Wideband RF Radiance Field Modeling Using Frequency-embedded 3D Gaussian Splatting
Zechen Li, Lanqing Yang, Yiheng Bian, Hao Pan, Yongjian Fu, Yezhou Wang, Zhuxi Chen, Yi-Chao Chen, Guangtao Xue
TL;DR
This work tackles the problem of wideband RF radiance-field modeling in indoor environments by introducing a frequency-embedded 3D Gaussian Splatting framework. The method combines a frequency-aware EM feature network with a differentiable 3DGS PAS renderer to predict the Power Angular Spectrum across arbitrary TX positions and frequencies within a given scene, using limited multi-frequency data. Through a large-scale simulated PAS dataset spanning $1$ to $94$ GHz, the approach achieves a $6.8\%$ improvement in PAS reconstruction SSIM over single-frequency state-of-the-art methods and demonstrates robust cross-frequency generalization and zero-/few-shot extrapolation to unseen frequencies. The results suggest that embedding frequency information directly into the Gaussian attributes enables accurate wideband RF propagation modeling, with practical implications for heterogeneous RF systems, spectrum sensing, and RF localization.
Abstract
Indoor environments typically contain diverse RF signals distributed across multiple frequency bands, including NB-IoT, Wi-Fi, and millimeter-wave.

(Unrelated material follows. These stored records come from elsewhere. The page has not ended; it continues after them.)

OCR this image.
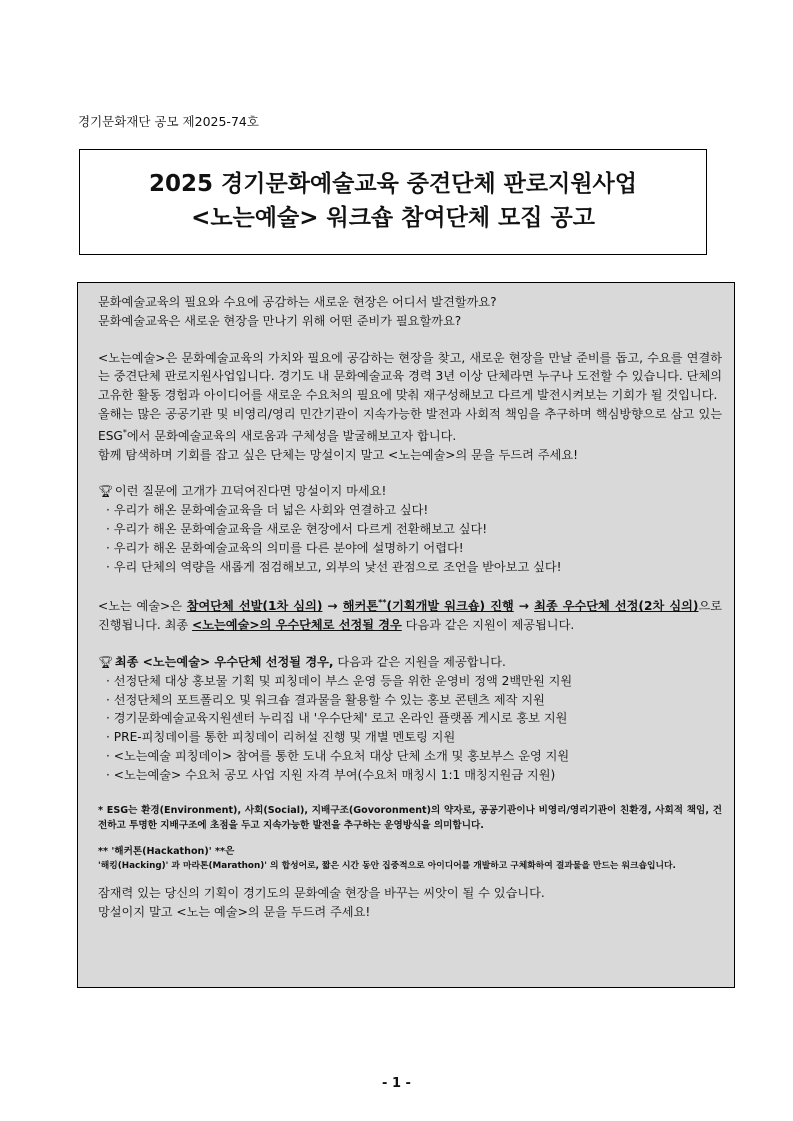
경기문화재단 공모 제2025-74호
2025 경기문화예술교육 중견단체 판로지원사업
<노는예술> 워크숍 참여단체 모집 공고

문화예술교육의 필요와 수요에 공감하는 새로운 현장은 어디서 발견할까요?

문화예술교육은 새로운 현장을 만나기 위해 어떤 준비가 필요할까요?

<노는예술>은 문화예술교육의 가치와 필요에 공감하는 현장을 찾고, 새로운 현장을 만날 준비를 돕고, 수요를 연결하는 중견단체 판로지원사업입니다. 경기도 내 문화예술교육 경력 3년 이상 단체라면 누구나 도전할 수 있습니다. 단체의 고유한 활동 경험과 아이디어를 새로운 수요처의 필요에 맞춰 재구성해보고 다르게 발전시켜보는 기회가 될 것입니다.

올해는 많은 공공기관 및 비영리/영리 민간기관이 지속가능한 발전과 사회적 책임을 추구하며 핵심방향으로 삼고 있는 ESG*에서 문화예술교육의 새로움과 구체성을 발굴해보고자 합니다.

함께 탐색하며 기회를 잡고 싶은 단체는 망설이지 말고 <노는예술>의 문을 두드려 주세요!

🏆︎ 이런 질문에 고개가 끄덕여진다면 망설이지 마세요!

· 우리가 해온 문화예술교육을 더 넓은 사회와 연결하고 싶다!

· 우리가 해온 문화예술교육을 새로운 현장에서 다르게 전환해보고 싶다!

· 우리가 해온 문화예술교육의 의미를 다른 분야에 설명하기 어렵다!

· 우리 단체의 역량을 새롭게 점검해보고, 외부의 낯선 관점으로 조언을 받아보고 싶다!

<노는 예술>은 참여단체 선발(1차 심의) → 해커톤**(기획개발 워크숍) 진행 → 최종 우수단체 선정(2차 심의)으로 진행됩니다. 최종 <노는예술>의 우수단체로 선정될 경우 다음과 같은 지원이 제공됩니다.

🏆︎ 최종 <노는예술> 우수단체 선정될 경우, 다음과 같은 지원을 제공합니다.

· 선정단체 대상 홍보물 기획 및 피칭데이 부스 운영 등을 위한 운영비 정액 2백만원 지원

· 선정단체의 포트폴리오 및 워크숍 결과물을 활용할 수 있는 홍보 콘텐츠 제작 지원

· 경기문화예술교육지원센터 누리집 내 '우수단체' 로고 온라인 플랫폼 게시로 홍보 지원

· PRE-피칭데이를 통한 피칭데이 리허설 진행 및 개별 멘토링 지원

· <노는예술 피칭데이> 참여를 통한 도내 수요처 대상 단체 소개 및 홍보부스 운영 지원

· <노는예술> 수요처 공모 사업 지원 자격 부여(수요처 매칭시 1:1 매칭지원금 지원)

* ESG는 환경(Environment), 사회(Social), 지배구조(Govoronment)의 약자로, 공공기관이나 비영리/영리기관이 친환경, 사회적 책임, 건전하고 투명한 지배구조에 초점을 두고 지속가능한 발전을 추구하는 운영방식을 의미합니다.

** '해커톤(Hackathon)' **은

'해킹(Hacking)' 과 마라톤(Marathon)' 의 합성어로, 짧은 시간 동안 집중적으로 아이디어를 개발하고 구체화하여 결과물을 만드는 워크숍입니다.

잠재력 있는 당신의 기획이 경기도의 문화예술 현장을 바꾸는 씨앗이 될 수 있습니다.

망설이지 말고 <노는 예술>의 문을 두드려 주세요!

- 1 -
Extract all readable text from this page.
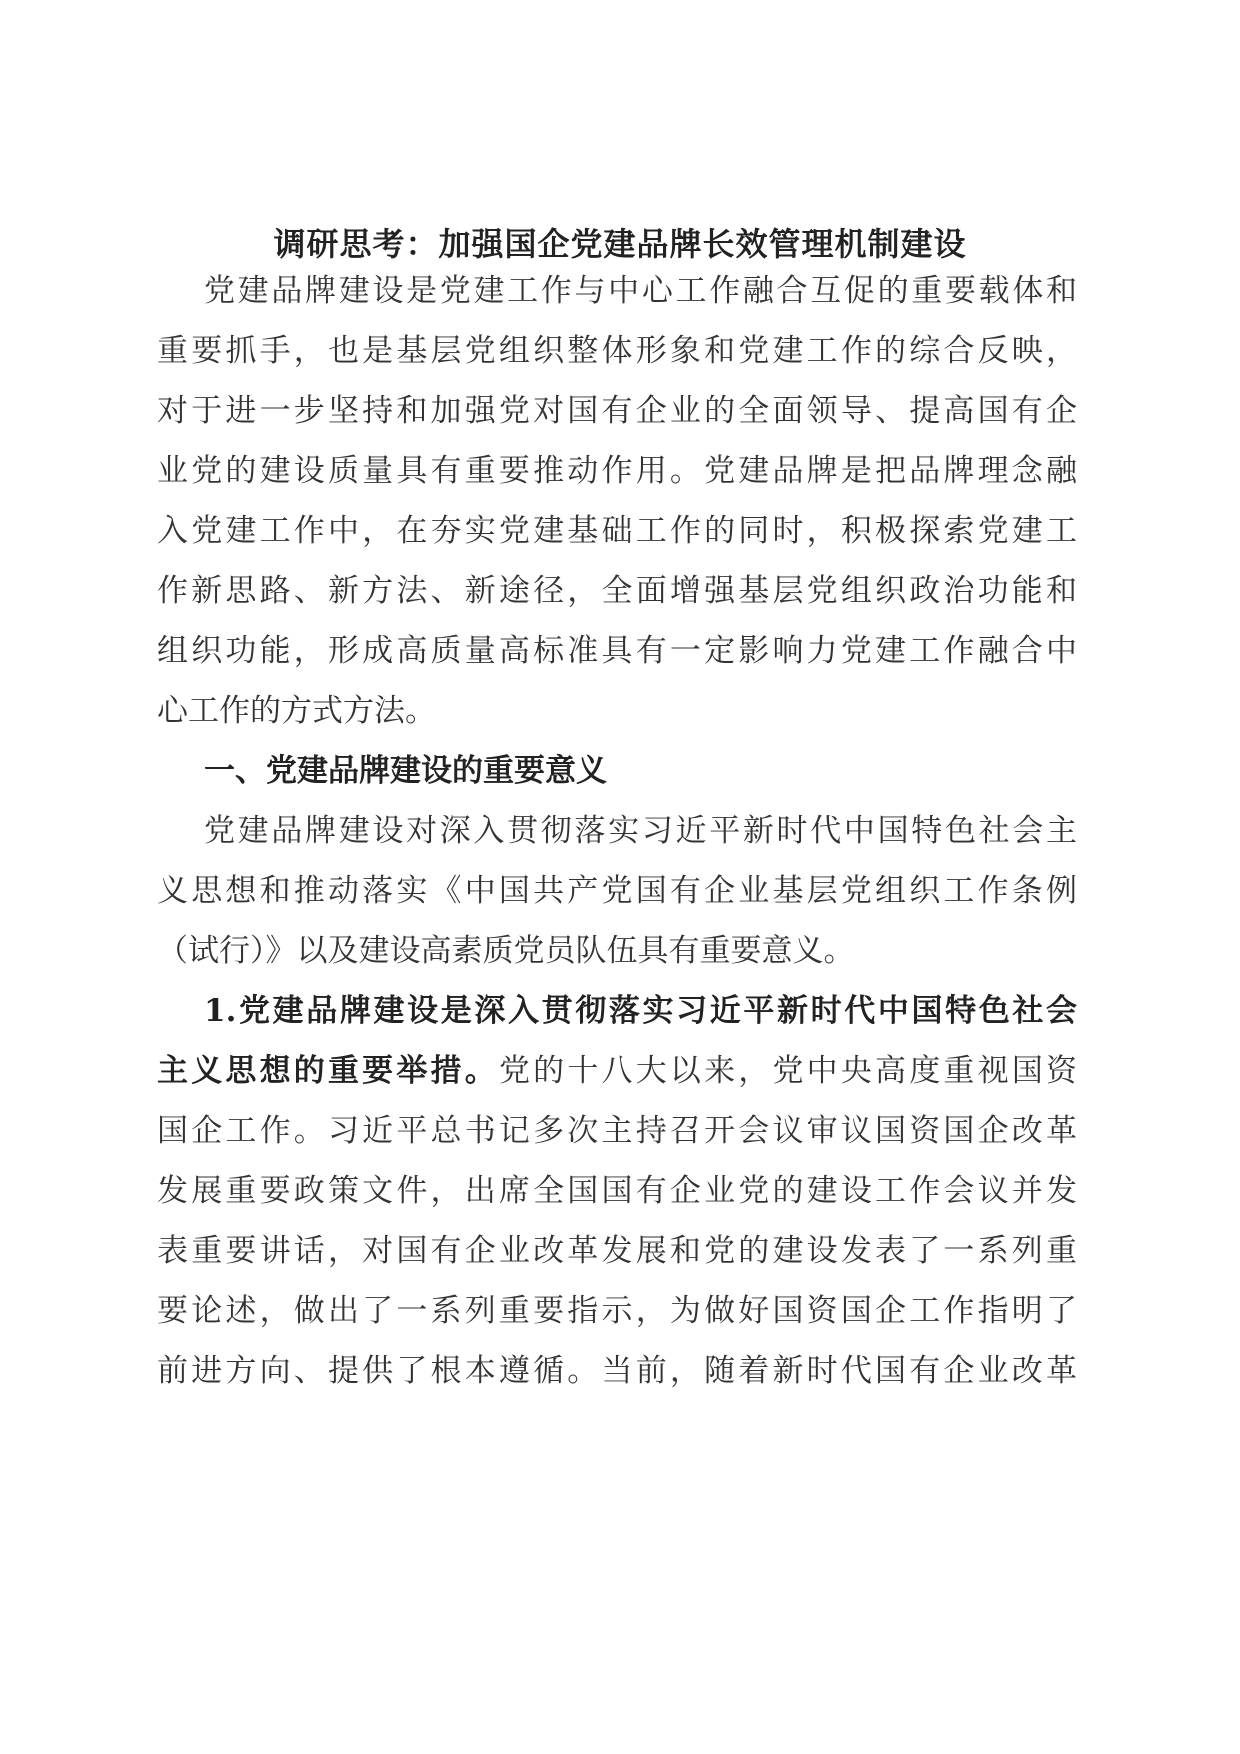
调研思考：加强国企党建品牌长效管理机制建设
党建品牌建设是党建工作与中心工作融合互促的重要载体和
重要抓手，也是基层党组织整体形象和党建工作的综合反映，
对于进一步坚持和加强党对国有企业的全面领导、提高国有企
业党的建设质量具有重要推动作用。党建品牌是把品牌理念融
入党建工作中，在夯实党建基础工作的同时，积极探索党建工
作新思路、新方法、新途径，全面增强基层党组织政治功能和
组织功能，形成高质量高标准具有一定影响力党建工作融合中
心工作的方式方法。
一、党建品牌建设的重要意义
党建品牌建设对深入贯彻落实习近平新时代中国特色社会主
义思想和推动落实《中国共产党国有企业基层党组织工作条例
（试行）》以及建设高素质党员队伍具有重要意义。
1.党建品牌建设是深入贯彻落实习近平新时代中国特色社会
主义思想的重要举措。党的十八大以来，党中央高度重视国资
国企工作。习近平总书记多次主持召开会议审议国资国企改革
发展重要政策文件，出席全国国有企业党的建设工作会议并发
表重要讲话，对国有企业改革发展和党的建设发表了一系列重
要论述，做出了一系列重要指示，为做好国资国企工作指明了
前进方向、提供了根本遵循。当前，随着新时代国有企业改革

Consequently, wideband RF modeling is essential for practical applications such as joint deployment of heterogeneous RF systems, cross-band communication, and distributed RF sensing. Although 3D Gaussian Splatting (3DGS) techniques effectively reconstruct RF radiance fields at a single frequency, they cannot model fields at arbitrary or unknown frequencies across a wide range. In this paper, we present a novel 3DGS algorithm for unified wideband RF radiance field modeling. RF wave propagation depends on signal frequency and the 3D spatial environment, including geometry and material electromagnetic (EM) properties. To address these factors, we introduce a frequency-embedded EM feature network that utilizes 3D Gaussian spheres at each spatial location to learn the relationship between frequency and transmission characteristics, such as attenuation and radiance intensity. With a dataset containing sparse frequency samples in a specific 3D environment, our model can efficiently reconstruct RF radiance fields at arbitrary and unseen frequencies. To assess our approach, we introduce a large-scale power angular spectrum (PAS) dataset with 50,000 samples spanning 1 to 94 GHz across six indoor environments. Experimental results show that the proposed model trained on multiple frequencies achieves a Structural Similarity Index Measure (SSIM) of 0.922 for PAS reconstruction, surpassing state-of-the-art single-frequency 3DGS models with SSIM of 0.863.